The reason for this behaviour can be explained by the following note in the sudo 1.9.9 changelog:
https://www.sudo.ws/releases/stable/#1.9.9
"It is now possible to set resource limits in the sudoers file itself. The special values default and “user” refer to the default system limit and invoking user limit respectively. The core dump size limit is now set to 0 by default unless overridden by the sudoers file."
The important part is in the last sentence – “core dump size limit is now set to 0 by default unless overridden by the sudoers file”.

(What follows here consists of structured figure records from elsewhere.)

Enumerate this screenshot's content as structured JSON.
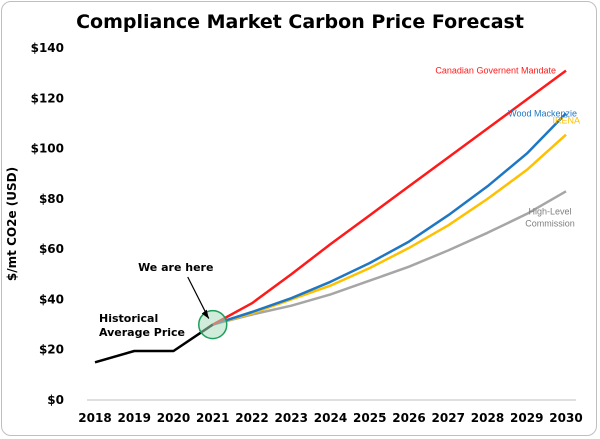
{
  "chart_data": {
    "type": "line",
    "title": "Compliance Market Carbon Price Forecast",
    "xlabel": "",
    "ylabel": "$/mt CO2e (USD)",
    "x": [
      "2018",
      "2019",
      "2020",
      "2021",
      "2022",
      "2023",
      "2024",
      "2025",
      "2026",
      "2027",
      "2028",
      "2029",
      "2030"
    ],
    "ylim": [
      0,
      140
    ],
    "yticks": [
      "$0",
      "$20",
      "$40",
      "$60",
      "$80",
      "$100",
      "$120",
      "$140"
    ],
    "grid": false,
    "series": [
      {
        "name": "Historical Average Price",
        "color": "#000000",
        "values": [
          15,
          19.5,
          19.5,
          30,
          null,
          null,
          null,
          null,
          null,
          null,
          null,
          null,
          null
        ]
      },
      {
        "name": "Canadian Governent Mandate",
        "color": "#ff1a1a",
        "values": [
          null,
          null,
          null,
          30,
          38.5,
          50,
          62,
          73.5,
          85,
          96.5,
          108,
          119.5,
          131
        ]
      },
      {
        "name": "Wood Mackenzie",
        "color": "#1f77c4",
        "values": [
          null,
          null,
          null,
          30,
          35,
          40.5,
          47,
          54.5,
          63,
          73.5,
          85,
          98,
          114
        ]
      },
      {
        "name": "IRENA",
        "color": "#ffc000",
        "values": [
          null,
          null,
          null,
          30,
          34.5,
          40,
          45.5,
          52.5,
          60.5,
          69.5,
          80,
          91.5,
          105.5
        ]
      },
      {
        "name": "High-Level Commission",
        "color": "#a6a6a6",
        "values": [
          null,
          null,
          null,
          30,
          34,
          37.5,
          42,
          47.5,
          53,
          59.5,
          66.5,
          74,
          83
        ]
      }
    ],
    "annotations": {
      "we_are_here": "We are here",
      "historical_line1": "Historical",
      "historical_line2": "Average Price",
      "hlc_line1": "High-Level",
      "hlc_line2": "Commission",
      "marker_year": "2021",
      "marker_value": 30
    }
  }
}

This applies to SFS version 7.3 and greater because 7.3 implements sudoers grammar post v1.9.9, while SFS 7.2 implements sudo grammar before sudo v1.9.9.
The workaround:
Add a one-line Defaults specification to the sudoers policy to explicitly set rlimit_core, thus overriding the default of 0:
Defaults>ALL rlimit_core=user
or possibly
Defaults>ALL rlimit_core=default
By explicitly overriding the core dump size limit for all users in the sudoers policy, the core dump size limit is no longer set to 0 by default.